Dutch Blitz is a fast-paced, family oriented, action card game played with a specially printed deck. The game was created circa 1937 by Werner Ernst George Muller (born 24 August 1912), a German immigrant from Hamburg, Germany, who settled in Bucks County, Pennsylvania. The game is very popular among the Pennsylvania Amish and Dutch community, and among Christian groups in the United States and Canada (primarily in Mennonite communities). The game is similar to Nerts, which is played with standard playing cards and is in turn based on Canfield, a variant of the classic Klondike Solitaire. Unlike Nerts, Dutch Blitz is played with commercially produced cards.

It is an alternate version of the game Ligretto, manufactured in Germany.

== Contents ==
The game is played with 160 cards, in four decks; Pump, Carriage, Plow, and Pail. Each deck includes 10 red, 10 blue, 10 green, and 10 yellow cards.

== Terminology ==
- Blitz Pile
 This pile of 10 cards is the most important pile of cards to each player since it is the key towards "Blitzing" the other players when all cards from this pile have been cleared.
- Dutch Piles
 Stacks of cards in each of the four colors - 1 through 10 in ascending order - placed in the center of the table and played upon by all players. Each player accumulates scoring points here.
- Post Pile
 Groups of cards placed to the left of both the Blitz and Wood piles in descending order. For each player, the Post Piles serve as a "trading" or replacement area during the game.
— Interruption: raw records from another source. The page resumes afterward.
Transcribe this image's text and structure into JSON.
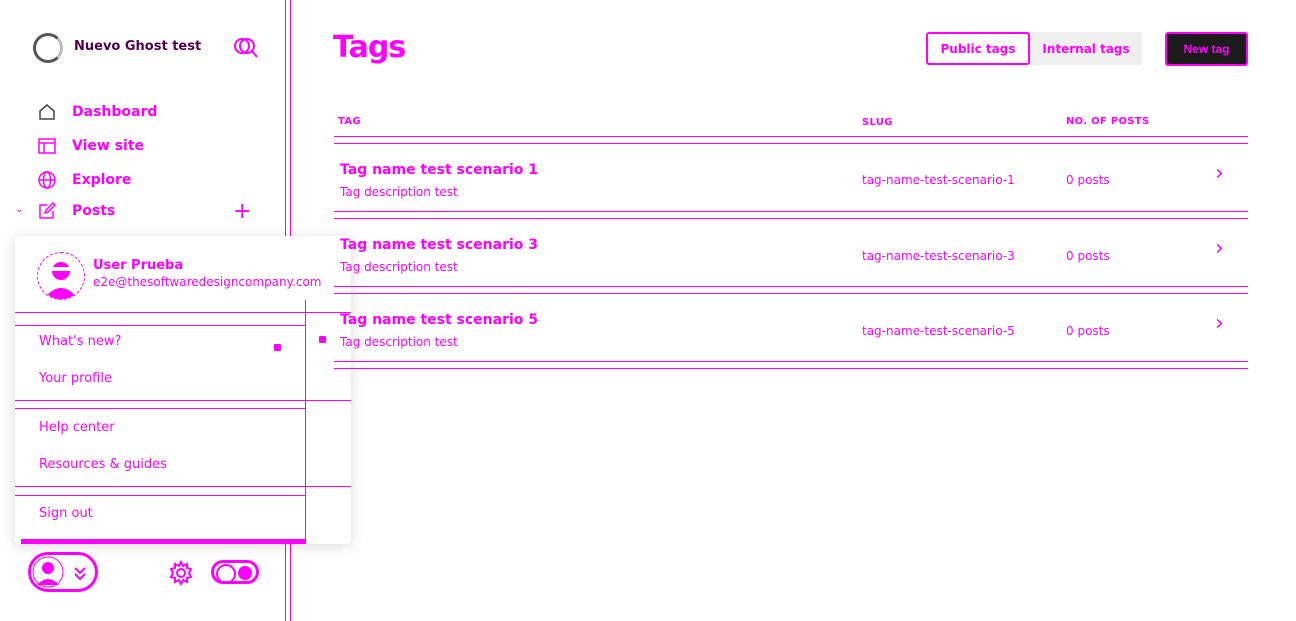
{
  "sidebar": {
    "site_title": "Nuevo Ghost test",
    "nav": [
      {
        "label": "Dashboard",
        "icon": "home-icon"
      },
      {
        "label": "View site",
        "icon": "browser-icon"
      },
      {
        "label": "Explore",
        "icon": "globe-icon"
      },
      {
        "label": "Posts",
        "icon": "edit-icon"
      }
    ]
  },
  "user_menu": {
    "name": "User Prueba",
    "email": "e2e@thesoftwaredesigncompany.com",
    "items": {
      "whats_new": "What's new?",
      "profile": "Your profile",
      "help": "Help center",
      "resources": "Resources & guides",
      "sign_out": "Sign out"
    }
  },
  "main": {
    "title": "Tags",
    "tabs": {
      "public": "Public tags",
      "internal": "Internal tags"
    },
    "new_tag": "New tag",
    "columns": {
      "tag": "TAG",
      "slug": "SLUG",
      "posts": "NO. OF POSTS"
    },
    "rows": [
      {
        "name": "Tag name test scenario 1",
        "description": "Tag description test",
        "slug": "tag-name-test-scenario-1",
        "posts": "0 posts"
      },
      {
        "name": "Tag name test scenario 3",
        "description": "Tag description test",
        "slug": "tag-name-test-scenario-3",
        "posts": "0 posts"
      },
      {
        "name": "Tag name test scenario 5",
        "description": "Tag description test",
        "slug": "tag-name-test-scenario-5",
        "posts": "0 posts"
      }
    ]
  },
  "colors": {
    "accent": "#ff00ff",
    "dark_button": "#1b1b1b",
    "tab_bg": "#efefef"
  }
}
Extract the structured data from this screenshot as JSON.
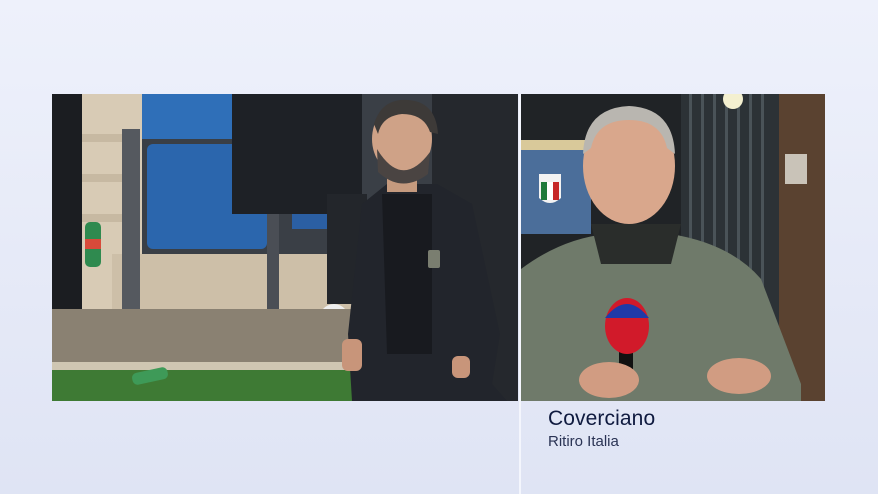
{
  "caption": {
    "location": "Coverciano",
    "subtitle": "Ritiro Italia"
  },
  "video_feeds": {
    "left": "coach-on-sideline",
    "right": "reporter-live"
  },
  "colors": {
    "background": "#e5e9f7",
    "caption_title": "#0f1a3f",
    "caption_subtitle": "#2a3354",
    "microphone_red": "#d11a2a",
    "microphone_blue": "#1f3aa8"
  }
}
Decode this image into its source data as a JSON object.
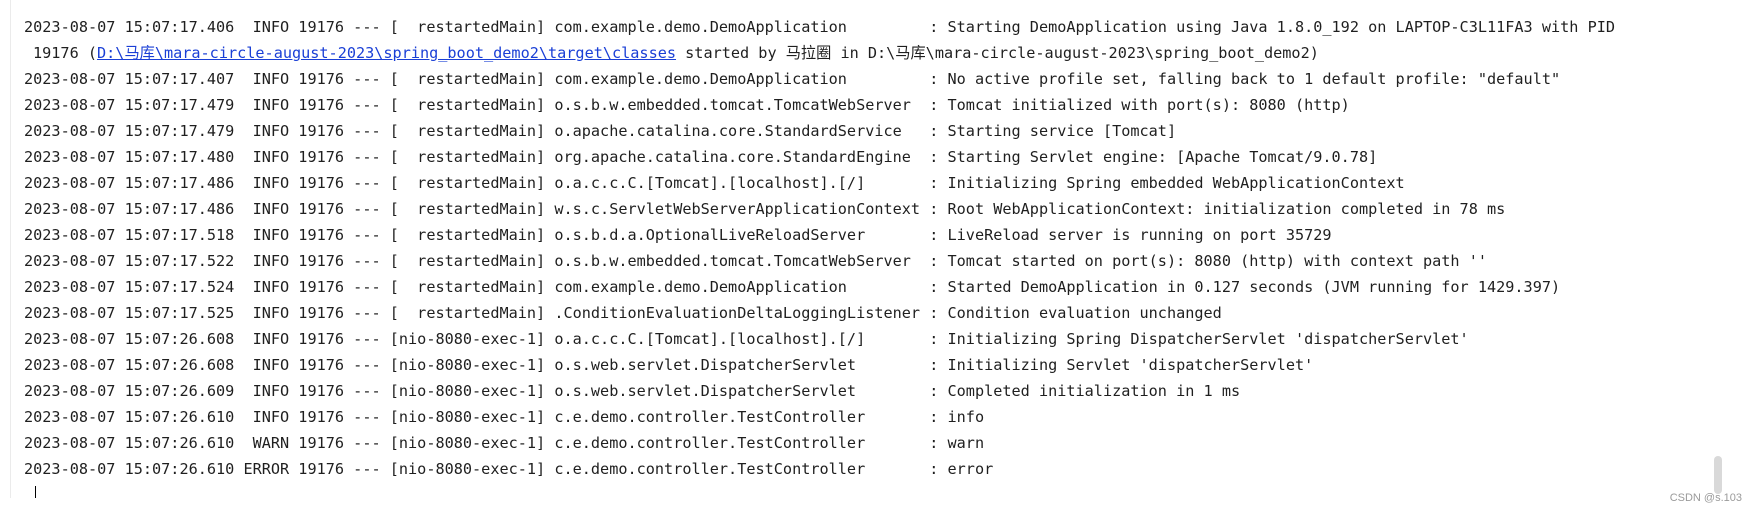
{
  "log": {
    "line1": "2023-08-07 15:07:17.406  INFO 19176 --- [  restartedMain] com.example.demo.DemoApplication         : Starting DemoApplication using Java 1.8.0_192 on LAPTOP-C3L11FA3 with PID",
    "line2_prefix": "19176 (",
    "line2_link": "D:\\马库\\mara-circle-august-2023\\spring_boot_demo2\\target\\classes",
    "line2_suffix": " started by 马拉圈 in D:\\马库\\mara-circle-august-2023\\spring_boot_demo2)",
    "line3": "2023-08-07 15:07:17.407  INFO 19176 --- [  restartedMain] com.example.demo.DemoApplication         : No active profile set, falling back to 1 default profile: \"default\"",
    "line4": "2023-08-07 15:07:17.479  INFO 19176 --- [  restartedMain] o.s.b.w.embedded.tomcat.TomcatWebServer  : Tomcat initialized with port(s): 8080 (http)",
    "line5": "2023-08-07 15:07:17.479  INFO 19176 --- [  restartedMain] o.apache.catalina.core.StandardService   : Starting service [Tomcat]",
    "line6": "2023-08-07 15:07:17.480  INFO 19176 --- [  restartedMain] org.apache.catalina.core.StandardEngine  : Starting Servlet engine: [Apache Tomcat/9.0.78]",
    "line7": "2023-08-07 15:07:17.486  INFO 19176 --- [  restartedMain] o.a.c.c.C.[Tomcat].[localhost].[/]       : Initializing Spring embedded WebApplicationContext",
    "line8": "2023-08-07 15:07:17.486  INFO 19176 --- [  restartedMain] w.s.c.ServletWebServerApplicationContext : Root WebApplicationContext: initialization completed in 78 ms",
    "line9": "2023-08-07 15:07:17.518  INFO 19176 --- [  restartedMain] o.s.b.d.a.OptionalLiveReloadServer       : LiveReload server is running on port 35729",
    "line10": "2023-08-07 15:07:17.522  INFO 19176 --- [  restartedMain] o.s.b.w.embedded.tomcat.TomcatWebServer  : Tomcat started on port(s): 8080 (http) with context path ''",
    "line11": "2023-08-07 15:07:17.524  INFO 19176 --- [  restartedMain] com.example.demo.DemoApplication         : Started DemoApplication in 0.127 seconds (JVM running for 1429.397)",
    "line12": "2023-08-07 15:07:17.525  INFO 19176 --- [  restartedMain] .ConditionEvaluationDeltaLoggingListener : Condition evaluation unchanged",
    "line13": "2023-08-07 15:07:26.608  INFO 19176 --- [nio-8080-exec-1] o.a.c.c.C.[Tomcat].[localhost].[/]       : Initializing Spring DispatcherServlet 'dispatcherServlet'",
    "line14": "2023-08-07 15:07:26.608  INFO 19176 --- [nio-8080-exec-1] o.s.web.servlet.DispatcherServlet        : Initializing Servlet 'dispatcherServlet'",
    "line15": "2023-08-07 15:07:26.609  INFO 19176 --- [nio-8080-exec-1] o.s.web.servlet.DispatcherServlet        : Completed initialization in 1 ms",
    "line16": "2023-08-07 15:07:26.610  INFO 19176 --- [nio-8080-exec-1] c.e.demo.controller.TestController       : info",
    "line17": "2023-08-07 15:07:26.610  WARN 19176 --- [nio-8080-exec-1] c.e.demo.controller.TestController       : warn",
    "line18": "2023-08-07 15:07:26.610 ERROR 19176 --- [nio-8080-exec-1] c.e.demo.controller.TestController       : error"
  },
  "watermark": "CSDN @s.103",
  "colors": {
    "text": "#1f1f1f",
    "link": "#1a3fd6",
    "background": "#ffffff"
  }
}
There are generally three post piles but in a two person game four or five post piles are often used to prevent the game from stalling.
- Your Hand Pile
 Stack of cards built to the right of a player, from cards held in that player's hand.

== Objective ==
The objective of Dutch Blitz is to score points by playing as many cards as possible on Dutch Piles, and by emptying the Blitz Pile as quickly as possible. This is done by playing cards from the Blitz Pile, Post Piles, and Wood Pile on the Dutch piles.

== Point scoring ==
The game ends when a player plays all 10 of the cards out of their Blitz Pile and yells "BLITZ!" Each player scores points at the end of each hand as follows:
1. Add one point for each card that had been thrown out in the Dutch Piles.
2. Subtract two points for each card the player has left in their Blitz Pile.
Usually more rounds are played until one player reaches 75 cumulative points, yet some games have gone on for days at a time.

== Variations ==
A variation of the game relies on larger-sized cards and can be called "Full Contact Dutch Blitz", "Running Dutch Blitz" or "Life Size Dutch Blitz". The larger cards must be physically run to their respective piles. This can also be a team game.

An expansion pack is available for the game that makes the game playable for 5 to 8 players. The expansion changes the colors of the existing Pump, Carriage, Plow, and Pail.